Using SQL backed one can easily implement locking service – its just a matter of proper table record.
One can read data of course – it is implemented not through PAXOS (which is rather costly procedure), but directly from accepting nodes. Contrary all writes go through multi-PAXOS state machines, which guarantee that only single value in each DSA index will be accepted by all active nodes.

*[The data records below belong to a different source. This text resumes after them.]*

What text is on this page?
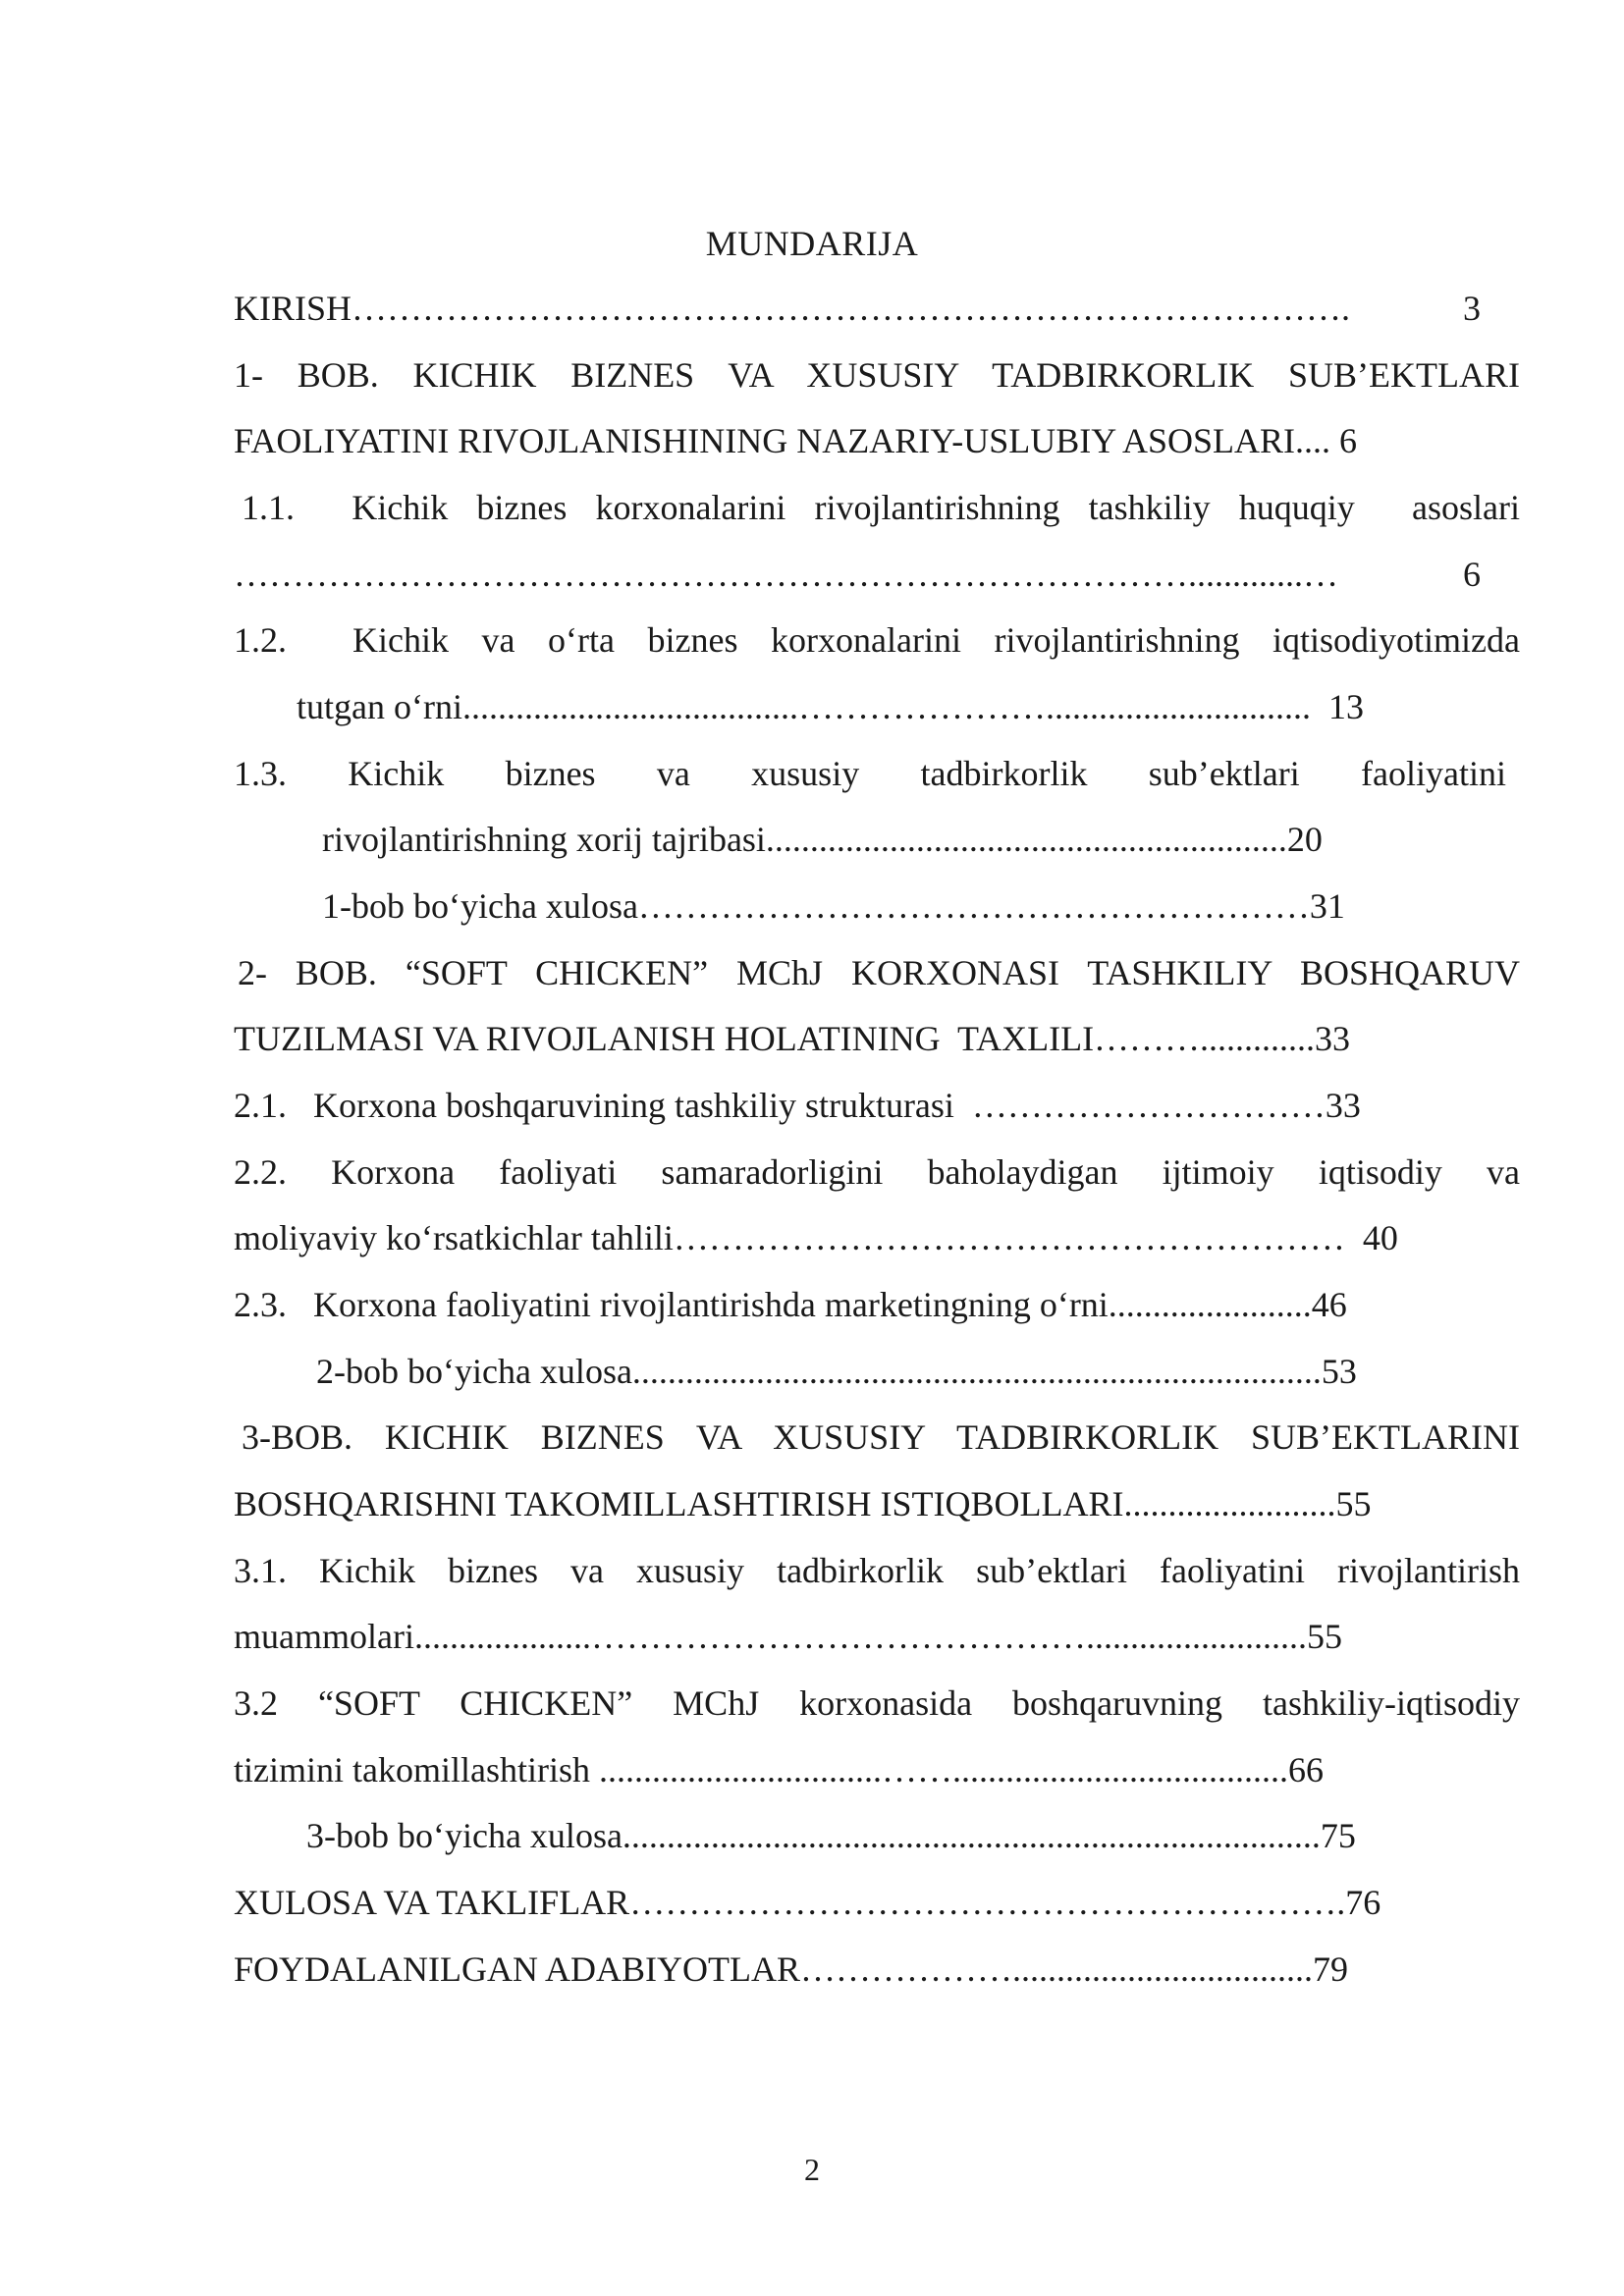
MUNDARIJA
KIRISH…………………………………………………………………………. 3
1- BOB. KICHIK BIZNES VA XUSUSIY TADBIRKORLIK SUB’EKTLARI
FAOLIYATINI RIVOJLANISHINING NAZARIY-USLUBIY ASOSLARI.... 6
1.1.  Kichik biznes korxonalarini rivojlantirishning tashkiliy huquqiy  asoslari
……………………………………………………………………….............… 6
1.2.  Kichik va o‘rta biznes korxonalarini rivojlantirishning iqtisodiyotimizda
tutgan o‘rni......................................…………………..............................  13
1.3. Kichik biznes va xususiy tadbirkorlik sub’ektlari faoliyatini
rivojlantirishning xorij tajribasi...........................................................20
1-bob bo‘yicha xulosa…………………………………………………31
2- BOB. “SOFT CHICKEN” MChJ KORXONASI TASHKILIY BOSHQARUV
TUZILMASI VA RIVOJLANISH HOLATINING  TAXLILI……….............33
2.1.   Korxona boshqaruvining tashkiliy strukturasi  …………………………33
2.2. Korxona faoliyati samaradorligini baholaydigan ijtimoiy iqtisodiy va
moliyaviy ko‘rsatkichlar tahlili…………………………………………………  40
2.3.   Korxona faoliyatini rivojlantirishda marketingning o‘rni.......................46
2-bob bo‘yicha xulosa..............................................................................53
3-BOB. KICHIK BIZNES VA XUSUSIY TADBIRKORLIK SUB’EKTLARINI
BOSHQARISHNI TAKOMILLASHTIRISH ISTIQBOLLARI........................55
3.1. Kichik biznes va xususiy tadbirkorlik sub’ektlari faoliyatini rivojlantirish
muammolari....................…………………………………….........................55
3.2 “SOFT CHICKEN” MChJ korxonasida boshqaruvning tashkiliy-iqtisodiy
tizimini takomillashtirish ................................……......................................66
3-bob bo‘yicha xulosa...............................................................................75
XULOSA VA TAKLIFLAR…………………………………………………….76
FOYDALANILGAN ADABIYOTLAR………………..................................79
2
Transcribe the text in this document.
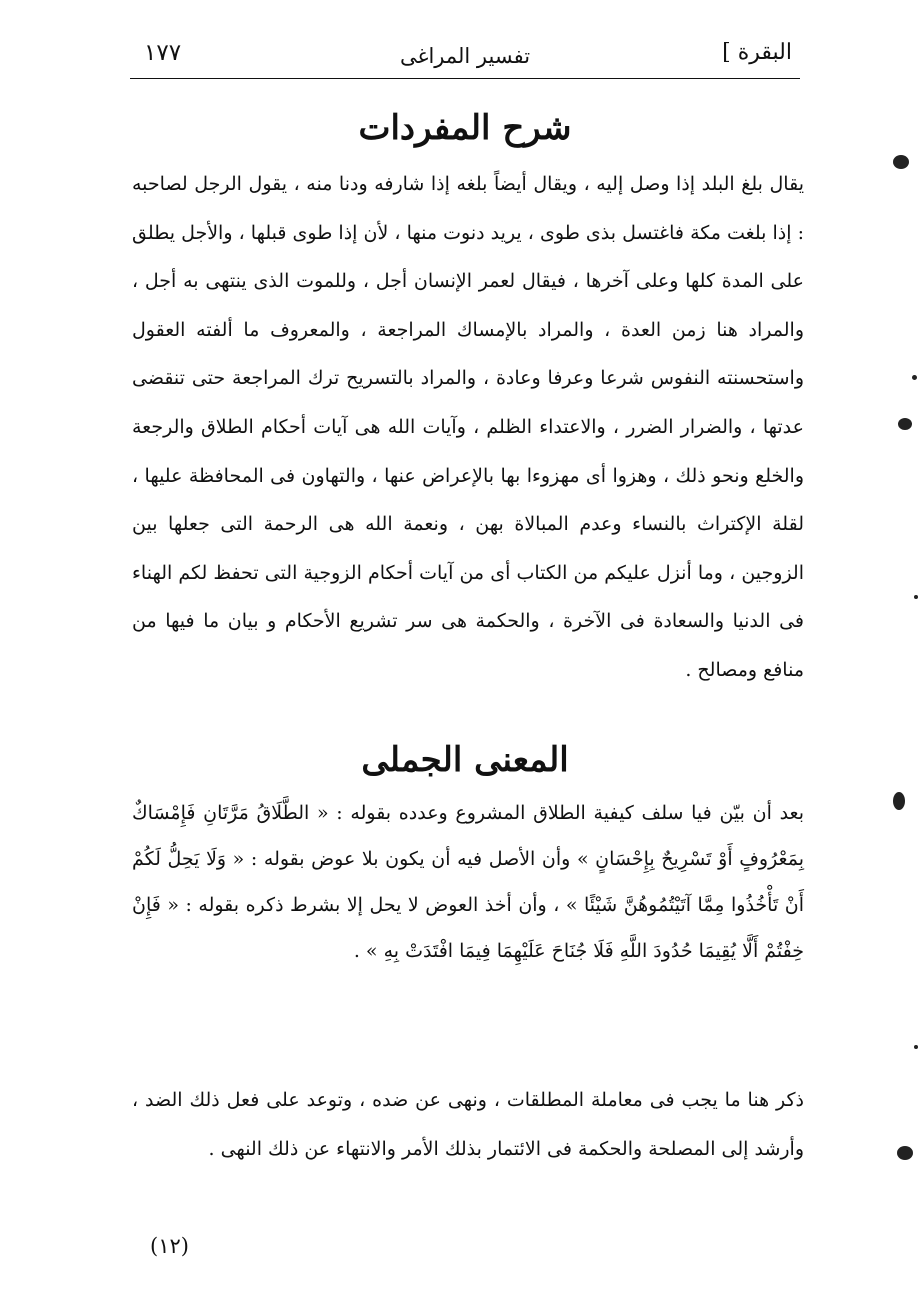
البقرة ]
تفسير المراغى
١٧٧
شرح المفردات

يقال بلغ البلد إذا وصل إليه ، ويقال أيضاً بلغه إذا شارفه ودنا منه ، يقول الرجل لصاحبه : إذا بلغت مكة فاغتسل بذى طوى ، يريد دنوت منها ، لأن إذا طوى قبلها ، والأجل يطلق على المدة كلها وعلى آخرها ، فيقال لعمر الإنسان أجل ، وللموت الذى ينتهى به أجل ، والمراد هنا زمن العدة ، والمراد بالإمساك المراجعة ، والمعروف ما ألفته العقول واستحسنته النفوس شرعا وعرفا وعادة ، والمراد بالتسريح ترك المراجعة حتى تنقضى عدتها ، والضرار الضرر ، والاعتداء الظلم ، وآيات الله هى آيات أحكام الطلاق والرجعة والخلع ونحو ذلك ، وهزوا أى مهزوءا بها بالإعراض عنها ، والتهاون فى المحافظة عليها ، لقلة الإكتراث بالنساء وعدم المبالاة بهن ، ونعمة الله هى الرحمة التى جعلها بين الزوجين ، وما أنزل عليكم من الكتاب أى من آيات أحكام الزوجية التى تحفظ لكم الهناء فى الدنيا والسعادة فى الآخرة ، والحكمة هى سر تشريع الأحكام و بيان ما فيها من منافع ومصالح .

المعنى الجملى

بعد أن بيّن فيا سلف كيفية الطلاق المشروع وعدده بقوله : « الطَّلَاقُ مَرَّتَانِ فَإِمْسَاكٌ بِمَعْرُوفٍ أَوْ تَسْرِيحٌ بِإِحْسَانٍ » وأن الأصل فيه أن يكون بلا عوض بقوله : « وَلَا يَحِلُّ لَكُمْ أَنْ تَأْخُذُوا مِمَّا آتَيْتُمُوهُنَّ شَيْئًا » ، وأن أخذ العوض لا يحل إلا بشرط ذكره بقوله : « فَإِنْ خِفْتُمْ أَلَّا يُقِيمَا حُدُودَ اللَّهِ فَلَا جُنَاحَ عَلَيْهِمَا فِيمَا افْتَدَتْ بِهِ » .

ذكر هنا ما يجب فى معاملة المطلقات ، ونهى عن ضده ، وتوعد على فعل ذلك الضد ، وأرشد إلى المصلحة والحكمة فى الائتمار بذلك الأمر والانتهاء عن ذلك النهى .

(١٢)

Code is actually in a beta stage, but there are things to mention already:

  • multi-PAXOS protocol implementation
  • single proposer selection by client for optimization
  • modular IO backend system, each backend is a shared library loaded at astartup
  • MySQL IO backend which forms master-master SQL replication being combined with this multi-PAXOS algorithm
  • simple access protocol to PAXOS cluster, test client included
  • client’s shared library with majority of needed calls implemented

And yet there are some caveats scheduled for the next release:

  • automatic reconnection to acceptors
  • real log recovery – currently if acceptor fails and then restores (or new one is used instead), it will continue to participate in update PAXOS operations, but will also allow to read its data directly, which will not be consistent with the rest of the system. It does not recover its log from neightbours yet
  • no monitoring tools
  • no other language bindings, only C library

And in a meantime, enjoy lurking through git tree or example file.

Fly, baby, fly: initial PAXOS consensus daemon implementation commit

As promised (long-long-freaking-long ago) I started next project, and this is a distributed consensus algorithm written on top of PAXOS.
I believe I started to understand its main feature, and thus progress will be noticebly. This will likely be a locking system for POHMELFS and implemented as a network service.

This is not particulary PAXOS implementation, but the first commit only (written today):

git commit --stat -a -m "Initial PAXOS consensus daemon import."
[master (root-commit) 40c0301] Initial PAXOS consensus daemon import.
 18 files changed, 3949 insertions(+), 0 deletions(-)

The most interesting part actually is quite small:

$ wc -l src/pxs.c src/lnet.c include/lnet/lnet.h include/lnet/atomic.h
  155 src/pxs.c
  371 src/lnet.c
  168 include/lnet/lnet.h
  143 include/lnet/atomic.h
  837 total

For the start, we will not support multi-PAXOS (currently we actually support nothing out of real PAXOS, only initial stub), instead we will work on some obscure current branch, which should be enough for atomic operations and maybe locking. Also there will be no master producer selection algorithm – we will use hash of the address or something like that, which is not a 100% bullet-proof idea though.

Later state machines will be extended to support real distributed multi-PAXOS.